Daily Forex News and Watchlist: GBP/JPY
The possibility of a policy bias pivot for the BOJ strengthened the yen earlier today.
What does this mean for GBP/JPY’s downtrend ahead of this week’s U.K. data releases?
Check out what’s cooking in the 15-minute chart!
Before moving on, ICYMI, I’ve listed the potential economic catalysts that you need to watch out for this week. Check them out before you place your first trades today!
And now for the headlines that rocked the markets in the last trading sessions:
Fresh Market Headlines & Economic Data:
Over the weekend, China’s data showed (slightly) easing deflationary pressures helped in part by summer travel. CPI rose by 0.1% y/y in August (vs. 0.2% expected, -0.3% previous) while producer prices fell by 3.0% (from -4.4% in July)
Over the weekend, BOJ Gov. Ueda gave an interview with Yomiuri and implied that the central bank may have enough information about wage hikes by the end of 2023 to possibly reevaluate its monetary policies.
Over the weekend, U.S. Treasury Secretary Janet Yellen repeated her confidence over the U.S. avoiding a recession while reining in consumer price gains, and added that some easing in the labor market is “important and a good thing.”
The PBoC set the USD/CNY reference rate at 7.3437 vs. the market projected rate of 7.2148. The record-high gap underscored the central bank’s aggressiveness in defending the yuan’s strength.
Chinese banks extended 1.36T CNY worth of new loans in August (vs. 1.20T CNY expected, 345.9B CNY previous)
Japan’s machine tool orders dipped by 6.3% m/m in July (-19.7% y/y) and marked its first monthly decline in two months.
Italy’s industrial output fell by 0.7% m/m in July (vs. -0.2% expected, 0.5% previous)
Price Action News

Overlay of AUD Pairs 15-min Chart
The Japanese yen started the week on a strong note thanks to weekend hints by BOJ Governor Ueda of the central bank possibility reevaluating its policy biases as soon as the end of 2023.
But it was the Australian dollar that saw the most gains with the New Zealand dollar not far behind.
And why not? Aside from an extension of the anti-USD wave in late Friday trading, the commodity-related currencies also likely found support from Chinese data. The PBOC announced a USD/CNY fix that marked its biggest gap against market projections while a separate report showed new bank loans coming in stronger-than-expected in August.
AUD snagged pips across the board and made the most intraday gains against the U.S. dollar and European currencies like EUR, GBP, CHF.
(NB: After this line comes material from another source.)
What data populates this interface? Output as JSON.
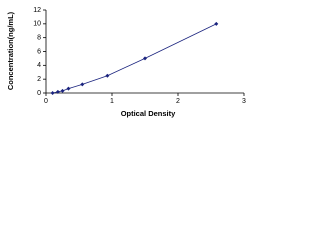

BOE Chief Economist Huw Pill to give a speech at 8:00 am GMT
New Zealand’s visitor arrivals at 10:45 pm GMT
Australia’s Westpac consumer sentiment at 12:30 am GMT (Sept 12)
Australia’s NAB business confidence at 1:30 am GMT (Sept 12)
Use our new Currency Heat Map to quickly see a visual overview of the forex market’s price action! 🔥 🗺️

GBP/JPY 15-min Forex Chart by TV
I don’t know if you’ve noticed, but JPY started the week strong thanks to some comments from the BOJ Governor that may be interpreted as possibly hawkish.
GBP/JPY, in particular, opened the week with a bearish gap and marked new intraday lows near 182.70 before GBP bulls stepped in.
Are we looking at a chance to jump in GBP/JPY’s downtrend at a better price?
GBP/JPY bears may look at the 183.80 zone, which isn’t too far from today’s Pivot Point line and a trend line resistance that’s been around since last week.
A rejection at the resistance zone opens GBP/JPY to a move back to its 182.80 previous lows.
That, of course, will depend on how long the current risk-friendly trading environment is sustained.
If we start to see disappointing economic reports, or investors start worrying about high interest rates and global growth, then GBP/JPY may turn lower and extend its downtrend.
But if we see more risk-friendly headlines in the next trading sessions, then GBP/JPY may hit the 184.40 previous high or higher inflection points before seeing sustained selling pressure.